Koskocaman sarı Park Medikal hastahanesinin arkasından
Kafamda beliren düşüncelerin keyfini çıkartarak yürürken,
Seeing a world in a grain of sand diye tebessüm ederken, birden...
Hafif bir rüzgar esti, uçucu...ve ben başımı kaldırdım
ve vallahi de, billahi de çarpıldım...
Şehrin içine sıkışmış bir başka dünya, bambaşka bir zamanın ruhu..

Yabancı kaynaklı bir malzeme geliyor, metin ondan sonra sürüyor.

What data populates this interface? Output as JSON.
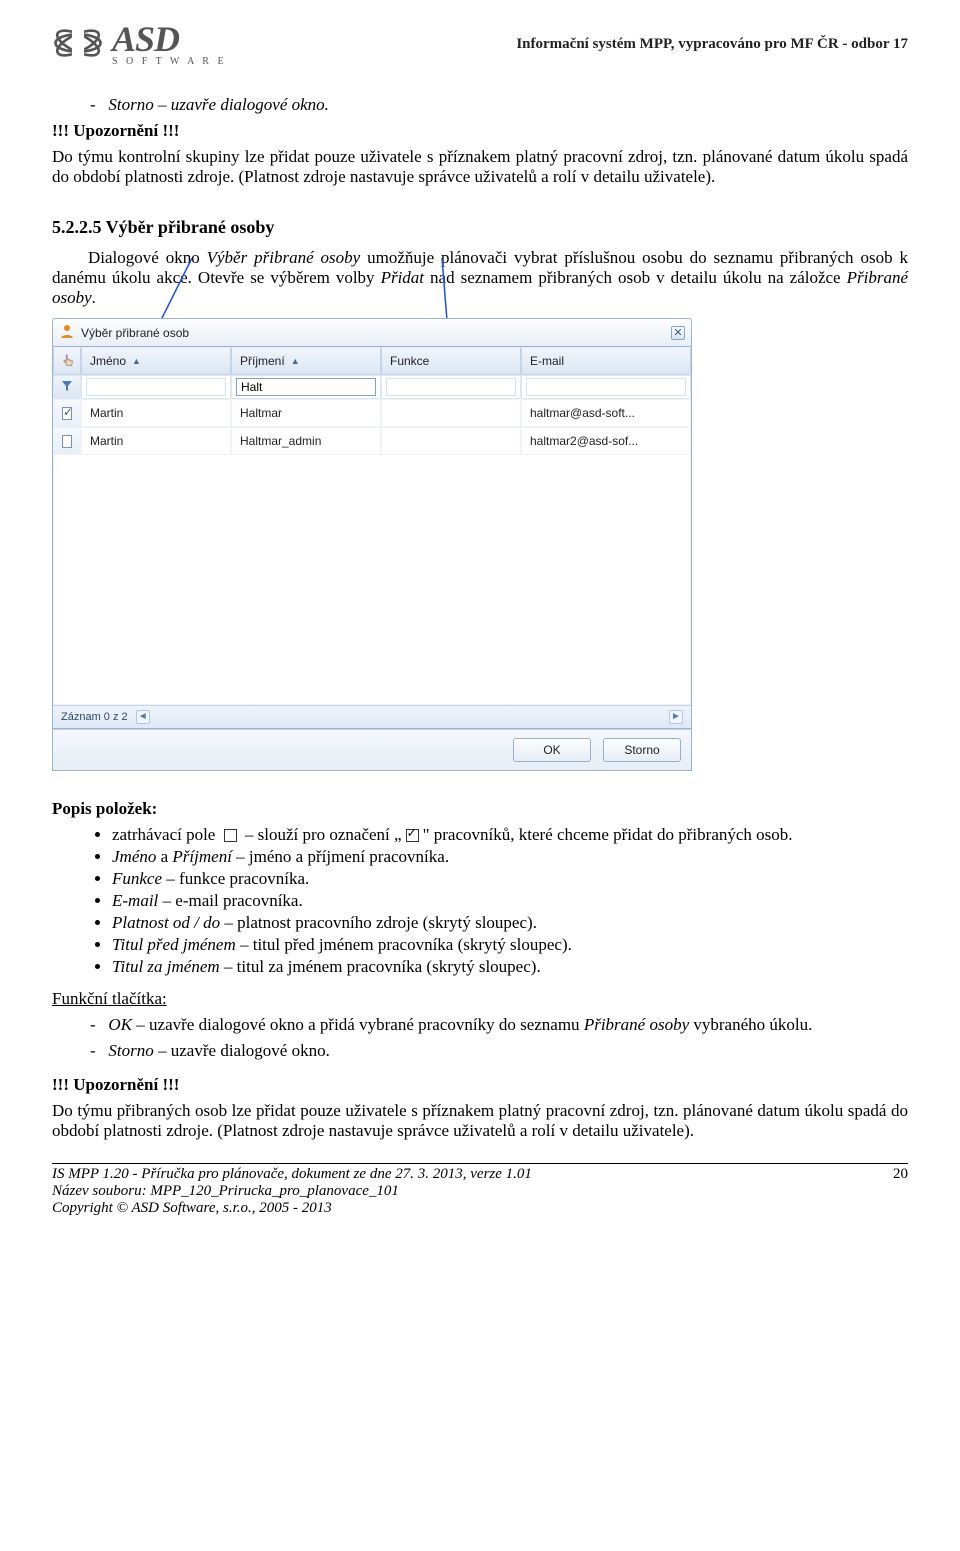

Bana en çok Ankgor Watt'ı hatırlattı...
Sonsuzluğu simgeleyen perdeleriyle...
İçinde iki kucak eninde gövdesiyle arz-ı endam eden ağacıyla
Koskocaman, adeta devasa mezartaşlarıyla
Küçük bir külliye...
Vahşi ve ne kadar nazik daha doğrusu nazenin...
Bahçesi secret garden yada uyuyan güzelin bahçesi.
Konuşuyor ama bilinmeyen bir dilde.
Tasavvufun ruhunun bir tezahürünü gördüm desem?
İnsanlar etrafındaki parkta çekirdek çitletiyor, yan taraftaki kafede meşrubat içiyor
Kimse ne kadar güzel olduğunun ve ne kadar çok şey anlattığının farkında değil.
Aman dokunmasınlar, bir zerresine..
Sordum soruşturdum,
İsmini öğrenemedim...
Aklıma Eliade geldi, bir düzlemden öbürüne değişen kutsallık hissiyatı...
Ben böyle doğal ve yoğun bir 'divine' görmedim...
Acayip bir yer..
Ay yada galiba ben acayibim, hahayt!!!